In track and field, the details are everything. A two-degree change in hip position at takeoff can be the difference between a personal best and a scratched jump. A subtle compensation pattern in an athlete's approach run can be an early warning sign of an injury waiting to happen. Attention to detail is not just a personality trait. It is a professional necessity for me to work to sharpen every single day.

This skill has grown most directly through my video analysis work at Rutgers, where I have trained myself to observe not just the obvious but the subtle things that happen in a fraction of a second that most people would miss entirely. It reinforces Learned Outcome #1 (biomechanics) most directly, but honestly it runs through every outcome I have described in this portfolio. As I move toward any career, attention to detail will be the skill that protects my clients, earns their trust, and defines the quality of the work I produce.

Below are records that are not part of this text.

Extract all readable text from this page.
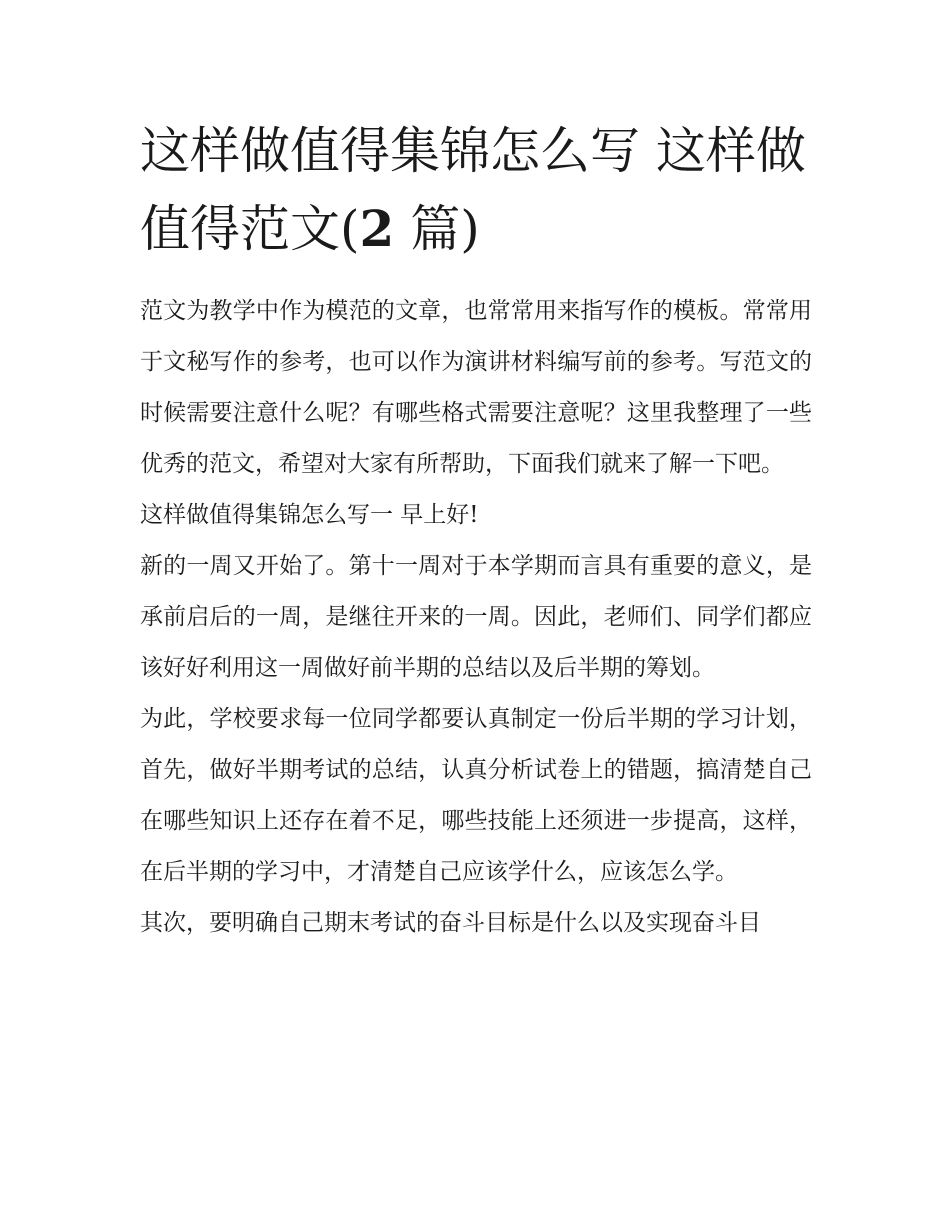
这样做值得集锦怎么写 这样做值得范文(2 篇)

范文为教学中作为模范的文章，也常常用来指写作的模板。常常用于文秘写作的参考，也可以作为演讲材料编写前的参考。写范文的时候需要注意什么呢？有哪些格式需要注意呢？这里我整理了一些优秀的范文，希望对大家有所帮助，下面我们就来了解一下吧。

这样做值得集锦怎么写一 早上好!

新的一周又开始了。第十一周对于本学期而言具有重要的意义，是承前启后的一周，是继往开来的一周。因此，老师们、同学们都应该好好利用这一周做好前半期的总结以及后半期的筹划。

为此，学校要求每一位同学都要认真制定一份后半期的学习计划，首先，做好半期考试的总结，认真分析试卷上的错题，搞清楚自己在哪些知识上还存在着不足，哪些技能上还须进一步提高，这样，在后半期的学习中，才清楚自己应该学什么，应该怎么学。

其次，要明确自己期末考试的奋斗目标是什么以及实现奋斗目
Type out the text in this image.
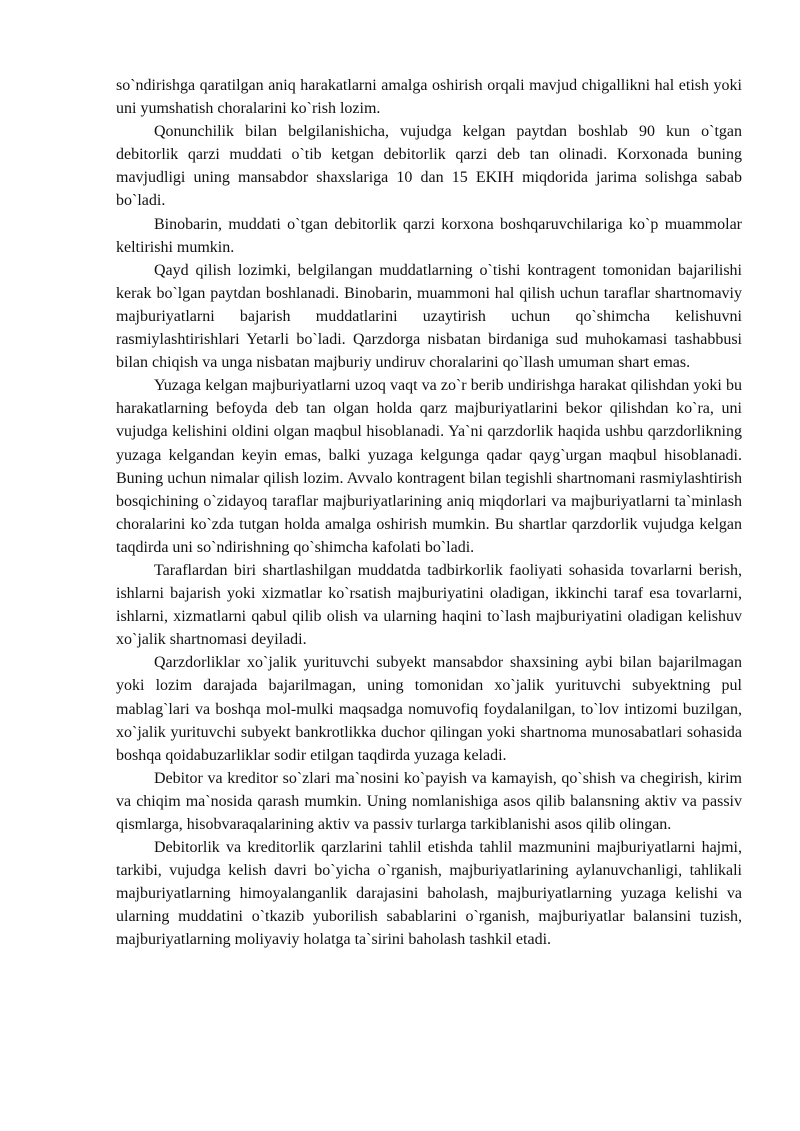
so`ndirishga qaratilgan aniq harakatlarni amalga oshirish orqali mavjud chigallikni hal etish yoki uni yumshatish choralarini ko`rish lozim.

Qonunchilik bilan belgilanishicha, vujudga kelgan paytdan boshlab 90 kun o`tgan debitorlik qarzi muddati o`tib ketgan debitorlik qarzi deb tan olinadi. Korxonada buning mavjudligi uning mansabdor shaxslariga 10 dan 15 EKIH miqdorida jarima solishga sabab bo`ladi.

Binobarin, muddati o`tgan debitorlik qarzi korxona boshqaruvchilariga ko`p muammolar keltirishi mumkin.

Qayd qilish lozimki, belgilangan muddatlarning o`tishi kontragent tomonidan bajarilishi kerak bo`lgan paytdan boshlanadi. Binobarin, muammoni hal qilish uchun taraflar shartnomaviy majburiyatlarni bajarish muddatlarini uzaytirish uchun qo`shimcha kelishuvni rasmiylashtirishlari Yetarli bo`ladi. Qarzdorga nisbatan birdaniga sud muhokamasi tashabbusi bilan chiqish va unga nisbatan majburiy undiruv choralarini qo`llash umuman shart emas.

Yuzaga kelgan majburiyatlarni uzoq vaqt va zo`r berib undirishga harakat qilishdan yoki bu harakatlarning befoyda deb tan olgan holda qarz majburiyatlarini bekor qilishdan ko`ra, uni vujudga kelishini oldini olgan maqbul hisoblanadi. Ya`ni qarzdorlik haqida ushbu qarzdorlikning yuzaga kelgandan keyin emas, balki yuzaga kelgunga qadar qayg`urgan maqbul hisoblanadi. Buning uchun nimalar qilish lozim. Avvalo kontragent bilan tegishli shartnomani rasmiylashtirish bosqichining o`zidayoq taraflar majburiyatlarining aniq miqdorlari va majburiyatlarni ta`minlash choralarini ko`zda tutgan holda amalga oshirish mumkin. Bu shartlar qarzdorlik vujudga kelgan taqdirda uni so`ndirishning qo`shimcha kafolati bo`ladi.

Taraflardan biri shartlashilgan muddatda tadbirkorlik faoliyati sohasida tovarlarni berish, ishlarni bajarish yoki xizmatlar ko`rsatish majburiyatini oladigan, ikkinchi taraf esa tovarlarni, ishlarni, xizmatlarni qabul qilib olish va ularning haqini to`lash majburiyatini oladigan kelishuv xo`jalik shartnomasi deyiladi.

Qarzdorliklar xo`jalik yurituvchi subyekt mansabdor shaxsining aybi bilan bajarilmagan yoki lozim darajada bajarilmagan, uning tomonidan xo`jalik yurituvchi subyektning pul mablag`lari va boshqa mol-mulki maqsadga nomuvofiq foydalanilgan, to`lov intizomi buzilgan, xo`jalik yurituvchi subyekt bankrotlikka duchor qilingan yoki shartnoma munosabatlari sohasida boshqa qoidabuzarliklar sodir etilgan taqdirda yuzaga keladi.

Debitor va kreditor so`zlari ma`nosini ko`payish va kamayish, qo`shish va chegirish, kirim va chiqim ma`nosida qarash mumkin. Uning nomlanishiga asos qilib balansning aktiv va passiv qismlarga, hisobvaraqalarining aktiv va passiv turlarga tarkiblanishi asos qilib olingan.

Debitorlik va kreditorlik qarzlarini tahlil etishda tahlil mazmunini majburiyatlarni hajmi, tarkibi, vujudga kelish davri bo`yicha o`rganish, majburiyatlarining aylanuvchanligi, tahlikali majburiyatlarning himoyalanganlik darajasini baholash, majburiyatlarning yuzaga kelishi va ularning muddatini o`tkazib yuborilish sabablarini o`rganish, majburiyatlar balansini tuzish, majburiyatlarning moliyaviy holatga ta`sirini baholash tashkil etadi.
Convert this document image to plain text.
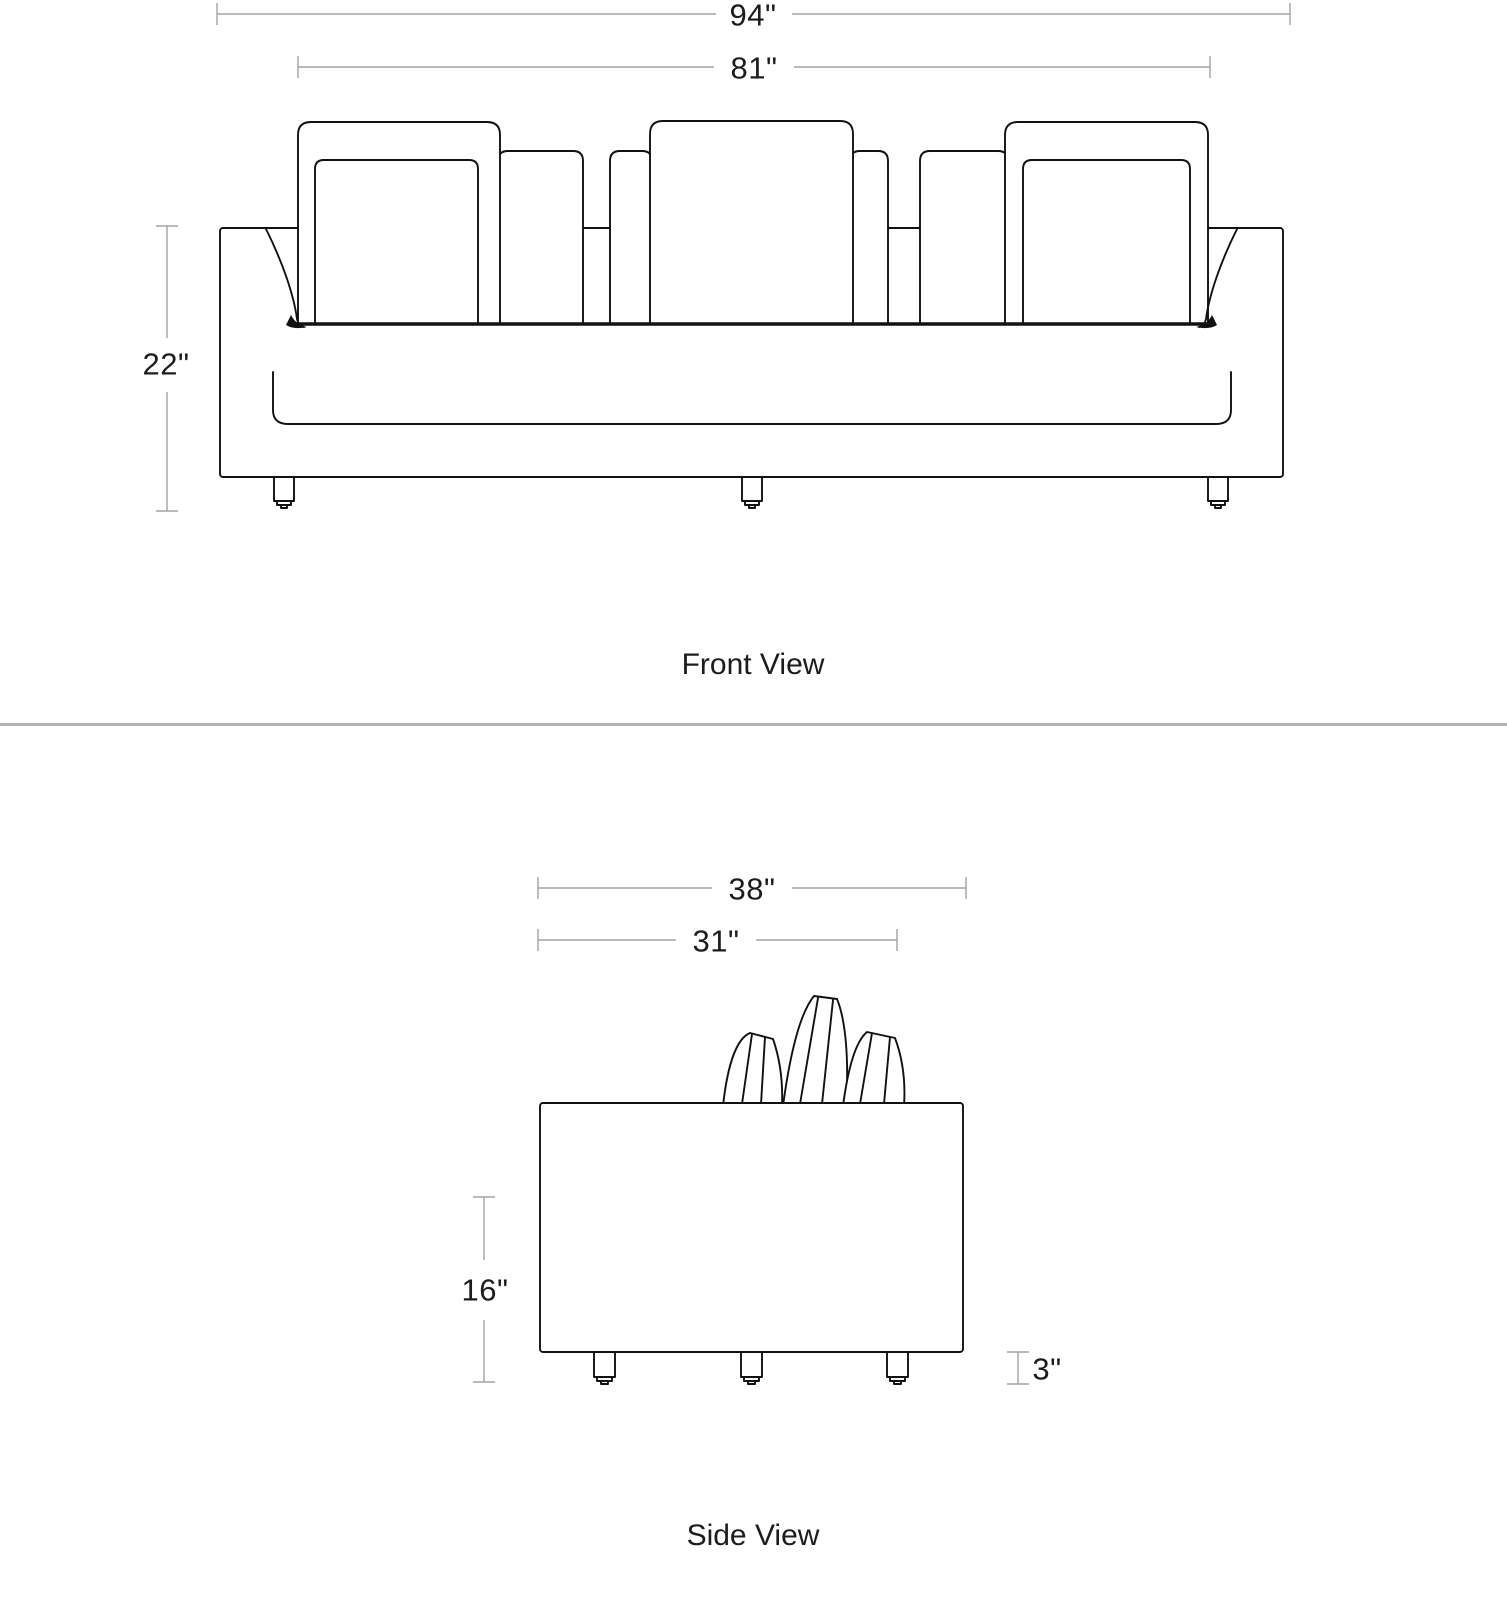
94"
81"
22"
Front View
38"
31"
16"
3"
Side View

Soft Skill #3: Problem Solving

No session ever goes exactly according to plan. An athlete arrives with a nagging injury. A technical cue that worked perfectly last week suddenly stops clicking. The program needs to be rebuilt on the spot because the situation has changed. Or sometimes as simple as learning a new drill or new equipment. Problem-solving is the ability to look at what is actually in front of you, identify what is really going on, and find a solution that works right now. It is a skill I rely on every single day inside the Rutgers program. This skill connects to all four of my learned outcomes because real-world coaching is fundamentally about navigating the gap between what the textbook says and what is actually happening on the track in front of you. It is the skill I am most proud of, and the one I believe will define my career long after the technical knowledge becomes second nature.